Salinas despida, de pé em frente ao espelho contempla seus pés, as unhas bem feitas, pintadas com a cor nude. O olhar sobe, fixa nas canelas, nos joelhos, bem depilados; os quadris alargados por duas gravidezes, seus filhos já adolescentes. Leva rapidamente as mãos aos seios. No lado esquerdo uma lacuna, um vazio, uma cicatriz escura riscando a pele. Abaixa a cabeça rápido e dá dois passos para o lado, não quer encarar a imagem refletida. Sente-se violada, mutilada.  Chora.
Seca as lágrimas. Funga o nariz. Põe uma camisola de seda cor clara de rendas e ajeita um lenço na cabeça da mesma cor.
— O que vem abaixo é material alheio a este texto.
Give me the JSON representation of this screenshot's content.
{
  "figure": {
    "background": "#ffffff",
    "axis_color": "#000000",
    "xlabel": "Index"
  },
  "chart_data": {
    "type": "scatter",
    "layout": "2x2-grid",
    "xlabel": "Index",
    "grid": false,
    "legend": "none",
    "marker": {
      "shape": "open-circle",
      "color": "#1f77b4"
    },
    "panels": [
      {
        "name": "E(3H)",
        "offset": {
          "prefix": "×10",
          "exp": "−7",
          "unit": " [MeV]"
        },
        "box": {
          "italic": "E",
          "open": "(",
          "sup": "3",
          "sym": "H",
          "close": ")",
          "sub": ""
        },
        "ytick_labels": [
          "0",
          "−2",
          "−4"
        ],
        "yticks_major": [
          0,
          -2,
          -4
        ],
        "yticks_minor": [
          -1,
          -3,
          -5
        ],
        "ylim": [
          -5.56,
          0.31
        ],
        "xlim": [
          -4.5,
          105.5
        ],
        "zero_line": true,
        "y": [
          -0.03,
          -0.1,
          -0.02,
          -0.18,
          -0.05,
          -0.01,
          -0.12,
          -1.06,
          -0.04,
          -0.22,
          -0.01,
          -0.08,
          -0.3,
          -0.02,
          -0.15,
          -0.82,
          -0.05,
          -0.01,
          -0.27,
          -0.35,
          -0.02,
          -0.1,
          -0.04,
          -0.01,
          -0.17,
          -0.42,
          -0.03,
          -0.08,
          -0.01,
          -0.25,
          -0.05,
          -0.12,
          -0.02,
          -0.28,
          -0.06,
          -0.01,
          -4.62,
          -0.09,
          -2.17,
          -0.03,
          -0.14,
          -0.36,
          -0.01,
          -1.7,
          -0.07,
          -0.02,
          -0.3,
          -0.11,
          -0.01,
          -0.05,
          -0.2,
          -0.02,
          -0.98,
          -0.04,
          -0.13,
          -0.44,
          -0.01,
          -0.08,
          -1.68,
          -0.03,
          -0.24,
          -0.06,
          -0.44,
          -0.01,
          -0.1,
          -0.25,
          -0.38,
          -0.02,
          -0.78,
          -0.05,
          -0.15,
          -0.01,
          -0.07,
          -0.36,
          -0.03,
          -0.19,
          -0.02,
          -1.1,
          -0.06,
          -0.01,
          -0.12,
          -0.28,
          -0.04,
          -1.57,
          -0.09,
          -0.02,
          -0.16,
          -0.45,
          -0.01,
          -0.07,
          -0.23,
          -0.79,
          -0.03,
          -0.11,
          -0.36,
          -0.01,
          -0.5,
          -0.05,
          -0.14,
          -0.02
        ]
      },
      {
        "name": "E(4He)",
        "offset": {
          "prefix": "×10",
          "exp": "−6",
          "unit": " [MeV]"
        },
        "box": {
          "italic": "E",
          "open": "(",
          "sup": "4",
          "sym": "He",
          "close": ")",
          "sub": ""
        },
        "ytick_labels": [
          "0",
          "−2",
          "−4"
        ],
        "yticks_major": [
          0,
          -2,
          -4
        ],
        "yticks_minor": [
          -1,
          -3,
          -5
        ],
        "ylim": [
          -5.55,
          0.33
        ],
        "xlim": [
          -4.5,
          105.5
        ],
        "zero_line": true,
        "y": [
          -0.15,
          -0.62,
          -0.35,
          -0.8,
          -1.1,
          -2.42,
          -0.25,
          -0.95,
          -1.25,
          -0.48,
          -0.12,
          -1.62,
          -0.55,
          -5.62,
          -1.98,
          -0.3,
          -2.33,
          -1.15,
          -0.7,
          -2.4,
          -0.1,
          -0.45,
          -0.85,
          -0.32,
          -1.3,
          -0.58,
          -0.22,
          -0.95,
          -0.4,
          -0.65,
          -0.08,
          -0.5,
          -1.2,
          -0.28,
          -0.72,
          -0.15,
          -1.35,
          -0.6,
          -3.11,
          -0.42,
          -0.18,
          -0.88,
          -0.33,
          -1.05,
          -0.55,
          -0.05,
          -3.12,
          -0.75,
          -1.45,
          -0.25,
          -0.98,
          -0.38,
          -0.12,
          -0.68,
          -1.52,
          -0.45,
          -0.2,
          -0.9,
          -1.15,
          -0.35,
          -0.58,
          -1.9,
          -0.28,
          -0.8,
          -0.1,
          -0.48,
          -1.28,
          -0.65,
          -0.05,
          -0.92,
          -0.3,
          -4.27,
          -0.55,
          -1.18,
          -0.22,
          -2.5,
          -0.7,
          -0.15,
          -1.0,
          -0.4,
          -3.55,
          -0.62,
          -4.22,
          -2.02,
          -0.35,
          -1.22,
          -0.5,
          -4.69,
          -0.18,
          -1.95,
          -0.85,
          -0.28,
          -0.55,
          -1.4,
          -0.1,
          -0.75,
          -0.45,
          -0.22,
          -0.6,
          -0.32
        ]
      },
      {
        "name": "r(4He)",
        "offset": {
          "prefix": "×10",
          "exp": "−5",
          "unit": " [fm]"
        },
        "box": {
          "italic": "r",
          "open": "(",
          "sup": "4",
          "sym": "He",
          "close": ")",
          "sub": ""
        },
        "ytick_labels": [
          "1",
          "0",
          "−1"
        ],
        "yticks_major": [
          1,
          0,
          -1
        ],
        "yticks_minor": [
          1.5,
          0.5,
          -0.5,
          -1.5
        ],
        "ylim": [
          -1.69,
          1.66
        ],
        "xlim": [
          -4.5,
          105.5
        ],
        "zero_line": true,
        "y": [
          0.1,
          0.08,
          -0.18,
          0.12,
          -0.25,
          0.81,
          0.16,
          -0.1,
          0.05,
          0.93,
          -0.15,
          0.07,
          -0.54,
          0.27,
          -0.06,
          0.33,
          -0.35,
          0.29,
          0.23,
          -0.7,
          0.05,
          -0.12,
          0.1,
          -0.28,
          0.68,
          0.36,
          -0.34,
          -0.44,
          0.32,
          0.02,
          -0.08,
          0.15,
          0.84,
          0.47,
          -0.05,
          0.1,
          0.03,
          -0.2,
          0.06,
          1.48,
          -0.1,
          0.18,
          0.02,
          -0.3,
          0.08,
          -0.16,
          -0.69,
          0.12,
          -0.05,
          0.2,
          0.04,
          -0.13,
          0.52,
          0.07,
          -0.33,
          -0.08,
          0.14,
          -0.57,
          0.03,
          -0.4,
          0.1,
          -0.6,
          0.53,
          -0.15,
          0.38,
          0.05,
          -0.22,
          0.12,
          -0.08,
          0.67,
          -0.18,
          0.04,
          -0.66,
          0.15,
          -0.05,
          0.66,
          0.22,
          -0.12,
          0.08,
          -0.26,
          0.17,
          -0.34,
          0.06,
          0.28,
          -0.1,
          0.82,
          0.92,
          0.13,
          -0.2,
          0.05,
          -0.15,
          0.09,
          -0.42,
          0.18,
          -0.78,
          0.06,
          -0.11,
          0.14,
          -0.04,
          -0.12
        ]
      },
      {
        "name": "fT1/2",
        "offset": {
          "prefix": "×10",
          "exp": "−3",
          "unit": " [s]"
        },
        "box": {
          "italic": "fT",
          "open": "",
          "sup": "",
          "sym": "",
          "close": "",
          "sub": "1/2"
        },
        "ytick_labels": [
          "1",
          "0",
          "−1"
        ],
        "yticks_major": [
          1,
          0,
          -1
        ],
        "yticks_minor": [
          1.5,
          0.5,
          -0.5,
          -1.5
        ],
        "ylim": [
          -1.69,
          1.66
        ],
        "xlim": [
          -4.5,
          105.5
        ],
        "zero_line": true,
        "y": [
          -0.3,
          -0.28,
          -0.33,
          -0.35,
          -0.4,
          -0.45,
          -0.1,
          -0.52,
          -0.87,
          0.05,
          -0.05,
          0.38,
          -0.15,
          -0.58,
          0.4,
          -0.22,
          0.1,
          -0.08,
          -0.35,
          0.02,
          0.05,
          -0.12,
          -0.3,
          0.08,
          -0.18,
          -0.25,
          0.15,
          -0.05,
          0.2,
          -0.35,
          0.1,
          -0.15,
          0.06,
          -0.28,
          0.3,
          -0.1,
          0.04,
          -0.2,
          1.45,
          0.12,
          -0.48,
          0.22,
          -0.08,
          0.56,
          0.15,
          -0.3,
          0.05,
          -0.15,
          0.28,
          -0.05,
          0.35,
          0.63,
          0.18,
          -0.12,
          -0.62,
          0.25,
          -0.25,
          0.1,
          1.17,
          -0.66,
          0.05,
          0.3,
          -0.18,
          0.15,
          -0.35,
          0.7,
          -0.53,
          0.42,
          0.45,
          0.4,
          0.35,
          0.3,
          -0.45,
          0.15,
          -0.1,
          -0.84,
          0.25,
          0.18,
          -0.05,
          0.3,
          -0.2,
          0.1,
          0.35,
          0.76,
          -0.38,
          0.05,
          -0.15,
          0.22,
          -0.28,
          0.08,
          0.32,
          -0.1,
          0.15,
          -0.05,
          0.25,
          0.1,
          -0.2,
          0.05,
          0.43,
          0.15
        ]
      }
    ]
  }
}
Precisa retomar seu casamento abalado pela desconfiança da doença, exames, médicos, descoberta, cirurgia, hospital, quimioterapia, enjoos, queda de cabelos... Sua vida não pode esperar a reconstrução da mama marcada para dali a três meses.
- "Ele ainda sente desejo por mim?"
-" Eu estou bonita?"
-" Como vai ser?"

-"Estamos prontos pra recomeçar?"
O barulho do portão eletrônico avisa que o marido está chegando do serviço. O carro entra no pátio e estaciona na garagem junto à casa. Seu coração perde o compasso.
Respira fundo. Volta para frente do espelho.
- É Hoje! - Sorri, tentando ser confiante, enquanto borrifa perfume em seu pescoço.

2 comentários:

  1. Gostei, já tive na minha família esta situação. Teu conta aborda com bastante objetividade o assunto.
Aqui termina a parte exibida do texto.